Era não! É exatamente sobre isso que estou falando, pow… se você não entendeu ainda, volta lá pra cima e lê tudo de novo…
Enfim…
Aquele ‘código que funciona’ é a armadilha mais sutil que um programador planta para si mesmo. Ao se convencer da validade e verdade dos sofismas, ele passa a viver e programar em regime de urgência. Ele vai sofrer com dilemas internos sobre a qualidade do seu trabalho mas no fim, vai se enganar com a ‘entrega de valor’. Reduzirá a quantidade de iterações de testes, isso quando fizer testes… construirá código com excesso de débito técnico e isso tudo resultará em um produto de qualidade questionável. Funciona? sim… mas e se precisarmos adicionar uma nova funcionalidade aqui ou ali, será simples ou precisaremos reescrever quase tudo de novo? Vai consumir mais ou menos tempo do que levou para produzir a primeira versão? Qualquer outro programador será capaz de fazer mudanças entendendo bem o código que foi escrito e absorver as práticas ali aplicadas para seu proveito?
O ‘código limpo’, por sua vez, é apenas o código que faz exatamente o que ele foi projetado para fazer, que é cientificamente correto, posto que é testável e para o qual você pode repetir os testes e ter o mesmo resultado sempre. É um código benéfico para o cliente posto que não precisará de meses para ser modificado diante de qualquer nova necessidade do negócio. Todo código limpo é necessariamente um código que funciona. Quanto a isso, os livros da sequencia ‘clean’ (Clean Code, Clean Coder e Clean Architecture) nos trazem uma enorme contribuição positiva. De fato, por meio desse conjunto de livros, fica bem estabelecido que o trabalho de um programador profissional é escrever ‘código limpo’, seguindo um método científico certificando-se de que hajam hipóteses e testes adequados e suficientes (testes unitários, testes funcionais, testes de mutação, testes de aceitação) para o código que produziu, agindo com responsabilidade para consigo mesmo, com o time de desenvolvedores e para com o cliente ou ‘dono do produto’.
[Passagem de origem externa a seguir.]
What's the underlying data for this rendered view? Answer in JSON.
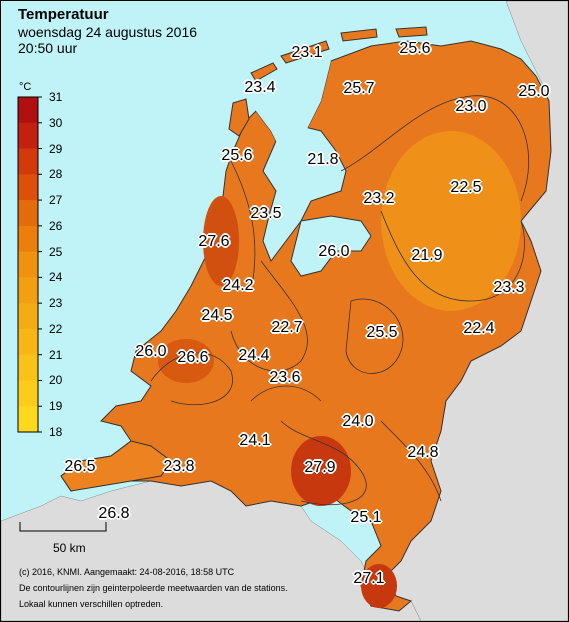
{
  "header": {
    "title": "Temperatuur",
    "date": "woensdag 24 augustus 2016",
    "time": "20:50 uur"
  },
  "legend": {
    "unit": "°C",
    "ticks": [
      "31",
      "30",
      "29",
      "28",
      "27",
      "26",
      "25",
      "24",
      "23",
      "22",
      "21",
      "20",
      "19",
      "18"
    ],
    "colors": [
      "#b01010",
      "#c42010",
      "#d23a0c",
      "#dc500a",
      "#e56a0a",
      "#ec7f0c",
      "#f0920f",
      "#f39f12",
      "#f5ab14",
      "#f7b616",
      "#f9c218",
      "#fbcd1a",
      "#fdd81c"
    ]
  },
  "scalebar": {
    "label": "50 km"
  },
  "footer": {
    "line1": "(c) 2016, KNMI. Aangemaakt: 24-08-2016, 18:58 UTC",
    "line2": "De contourlijnen zijn geinterpoleerde meetwaarden van de stations.",
    "line3": "Lokaal kunnen verschillen optreden."
  },
  "stations": [
    {
      "value": "23.1"
    },
    {
      "value": "25.6"
    },
    {
      "value": "23.4"
    },
    {
      "value": "25.7"
    },
    {
      "value": "23.0"
    },
    {
      "value": "25.0"
    },
    {
      "value": "25.6"
    },
    {
      "value": "21.8"
    },
    {
      "value": "23.2"
    },
    {
      "value": "22.5"
    },
    {
      "value": "23.5"
    },
    {
      "value": "27.6"
    },
    {
      "value": "26.0"
    },
    {
      "value": "21.9"
    },
    {
      "value": "24.2"
    },
    {
      "value": "23.3"
    },
    {
      "value": "24.5"
    },
    {
      "value": "22.7"
    },
    {
      "value": "25.5"
    },
    {
      "value": "22.4"
    },
    {
      "value": "26.0"
    },
    {
      "value": "26.6"
    },
    {
      "value": "24.4"
    },
    {
      "value": "23.6"
    },
    {
      "value": "24.0"
    },
    {
      "value": "24.1"
    },
    {
      "value": "24.8"
    },
    {
      "value": "27.9"
    },
    {
      "value": "26.5"
    },
    {
      "value": "23.8"
    },
    {
      "value": "25.1"
    },
    {
      "value": "26.8"
    },
    {
      "value": "27.1"
    }
  ]
}
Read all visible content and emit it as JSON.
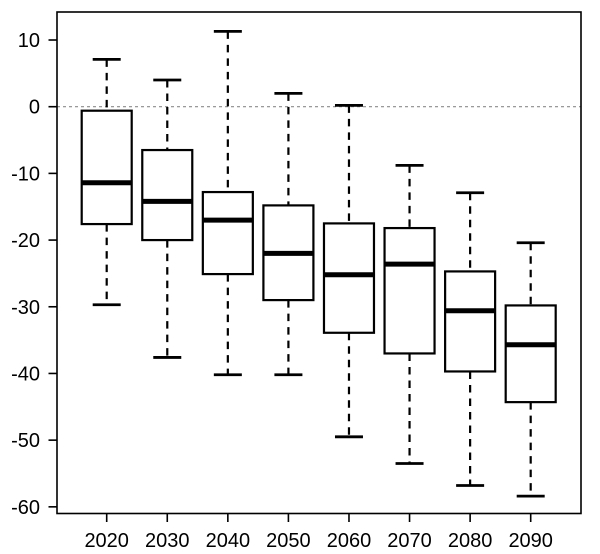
{
  "chart_data": {
    "type": "boxplot",
    "title": "",
    "xlabel": "",
    "ylabel": "",
    "categories": [
      "2020",
      "2030",
      "2040",
      "2050",
      "2060",
      "2070",
      "2080",
      "2090"
    ],
    "series": [
      {
        "category": "2020",
        "whisker_low": -29.7,
        "q1": -17.6,
        "median": -11.4,
        "q3": -0.6,
        "whisker_high": 7.1
      },
      {
        "category": "2030",
        "whisker_low": -37.6,
        "q1": -20.0,
        "median": -14.2,
        "q3": -6.5,
        "whisker_high": 4.0
      },
      {
        "category": "2040",
        "whisker_low": -40.2,
        "q1": -25.1,
        "median": -17.0,
        "q3": -12.8,
        "whisker_high": 11.3
      },
      {
        "category": "2050",
        "whisker_low": -40.2,
        "q1": -29.0,
        "median": -22.0,
        "q3": -14.8,
        "whisker_high": 2.0
      },
      {
        "category": "2060",
        "whisker_low": -49.5,
        "q1": -33.9,
        "median": -25.2,
        "q3": -17.5,
        "whisker_high": 0.2
      },
      {
        "category": "2070",
        "whisker_low": -53.5,
        "q1": -37.0,
        "median": -23.6,
        "q3": -18.2,
        "whisker_high": -8.8
      },
      {
        "category": "2080",
        "whisker_low": -56.8,
        "q1": -39.7,
        "median": -30.6,
        "q3": -24.7,
        "whisker_high": -12.9
      },
      {
        "category": "2090",
        "whisker_low": -58.4,
        "q1": -44.3,
        "median": -35.7,
        "q3": -29.8,
        "whisker_high": -20.4
      }
    ],
    "yticks": [
      10,
      0,
      -10,
      -20,
      -30,
      -40,
      -50,
      -60
    ],
    "ylim": [
      -61.0,
      14.2
    ],
    "grid": "off",
    "legend": "none",
    "reference_line": {
      "y": 0,
      "style": "dashed",
      "color": "#8c8c8c"
    },
    "colors": {
      "background": "#ffffff",
      "box_fill": "#ffffff",
      "stroke": "#000000"
    }
  }
}
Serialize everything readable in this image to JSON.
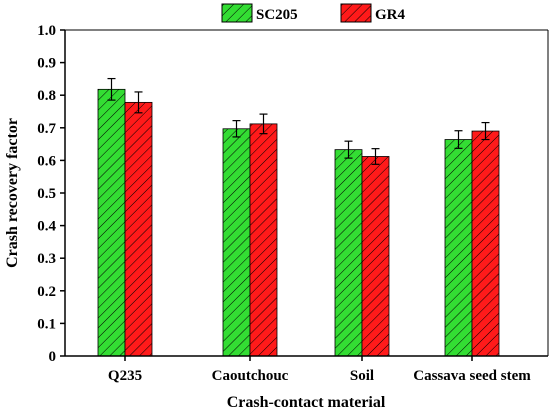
{
  "chart_data": {
    "type": "bar",
    "title": "",
    "xlabel": "Crash-contact material",
    "ylabel": "Crash recovery factor",
    "categories": [
      "Q235",
      "Caoutchouc",
      "Soil",
      "Cassava seed stem"
    ],
    "series": [
      {
        "name": "SC205",
        "values": [
          0.818,
          0.697,
          0.633,
          0.664
        ],
        "errors": [
          0.033,
          0.025,
          0.026,
          0.027
        ],
        "color": "#33dd33",
        "hatch": "diagonal"
      },
      {
        "name": "GR4",
        "values": [
          0.778,
          0.712,
          0.612,
          0.69
        ],
        "errors": [
          0.032,
          0.03,
          0.024,
          0.026
        ],
        "color": "#ff1a1a",
        "hatch": "diagonal"
      }
    ],
    "ylim": [
      0,
      1.0
    ],
    "yticks": [
      "0",
      "0.1",
      "0.2",
      "0.3",
      "0.4",
      "0.5",
      "0.6",
      "0.7",
      "0.8",
      "0.9",
      "1.0"
    ],
    "grid": false,
    "legend_position": "top-center"
  }
}
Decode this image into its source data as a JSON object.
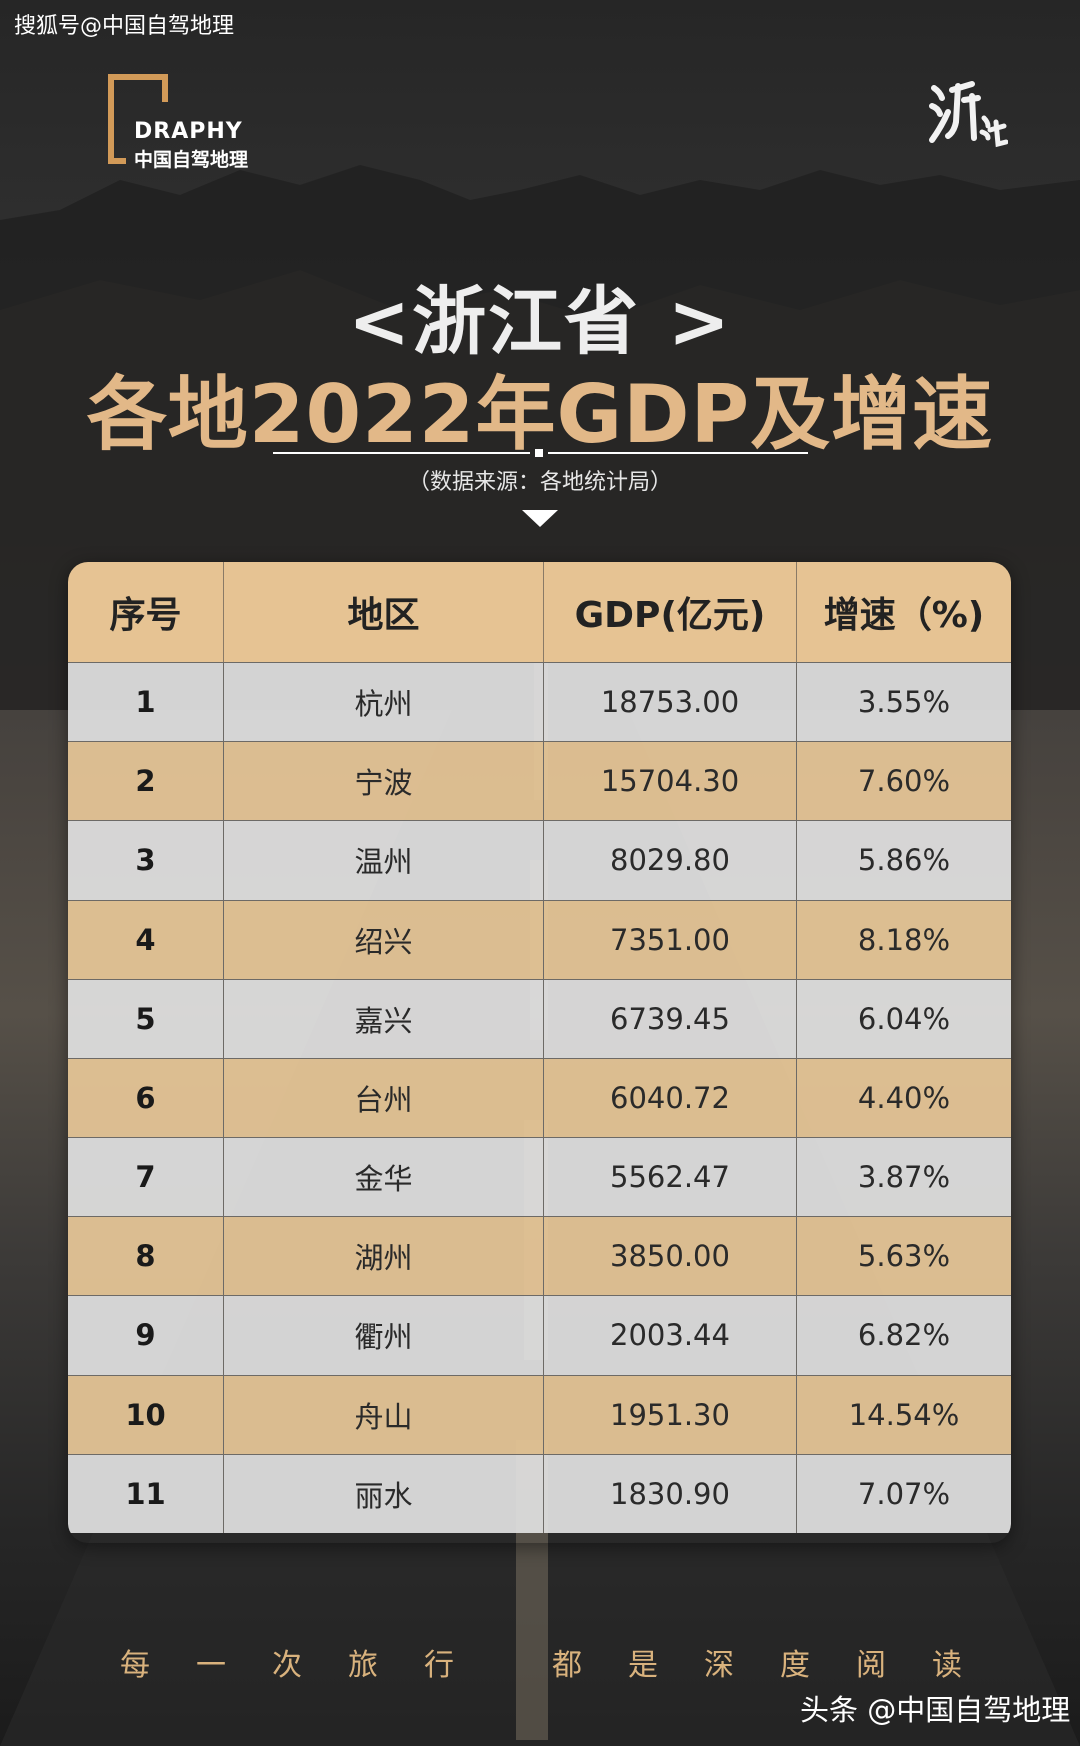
{
  "watermark_top": "搜狐号@中国自驾地理",
  "logo": {
    "en": "DRAPHY",
    "cn": "中国自驾地理"
  },
  "calligraphy": "浙江",
  "title_line1": "<浙江省 >",
  "title_line2": "各地2022年GDP及增速",
  "source": "（数据来源：各地统计局）",
  "table": {
    "headers": [
      "序号",
      "地区",
      "GDP(亿元)",
      "增速（%)"
    ],
    "rows": [
      [
        "1",
        "杭州",
        "18753.00",
        "3.55%"
      ],
      [
        "2",
        "宁波",
        "15704.30",
        "7.60%"
      ],
      [
        "3",
        "温州",
        "8029.80",
        "5.86%"
      ],
      [
        "4",
        "绍兴",
        "7351.00",
        "8.18%"
      ],
      [
        "5",
        "嘉兴",
        "6739.45",
        "6.04%"
      ],
      [
        "6",
        "台州",
        "6040.72",
        "4.40%"
      ],
      [
        "7",
        "金华",
        "5562.47",
        "3.87%"
      ],
      [
        "8",
        "湖州",
        "3850.00",
        "5.63%"
      ],
      [
        "9",
        "衢州",
        "2003.44",
        "6.82%"
      ],
      [
        "10",
        "舟山",
        "1951.30",
        "14.54%"
      ],
      [
        "11",
        "丽水",
        "1830.90",
        "7.07%"
      ]
    ]
  },
  "slogan_left": [
    "每",
    "一",
    "次",
    "旅",
    "行"
  ],
  "slogan_right": [
    "都",
    "是",
    "深",
    "度",
    "阅",
    "读"
  ],
  "watermark_bottom": "头条 @中国自驾地理",
  "colors": {
    "accent": "#e2b888",
    "row_tan": "#e4c496",
    "row_gray": "#e2e2e2",
    "header": "#e6c393"
  }
}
Mas amigão, é claro que produzir código limpo leva tempo e depende da maturidade do desenvolvedor. Não é algo que todo mundo ‘sabe’ naturalmente fazer… ninguém nasce sabendo. Porém deveria ser um objetivo que todo programador deveria buscar. Veja o código limpo como consequência da adoção de paradigmas modernos de construção de software, como o paradigma orientado a objetos, programação funcional, etc… Isso porém não quer dizer que um código construído utilizando paradigma orientado a objetos é um código limpo por si só. Não… Não será se ele for apenas um amontoado de classes e objetos dismorfos, etéreos, conversando confusamente entre si e que apenas um iluminado consiga entender tal conversa. Um ‘código que funciona’ e que não foi construído com algum rigor científico não te possibilitará identificar uma falha de integração a tempo, não permitirá localizar bugs de qualquer natureza antes de entrar em produção… Hoje eu entendo: a chave é o rigor científico.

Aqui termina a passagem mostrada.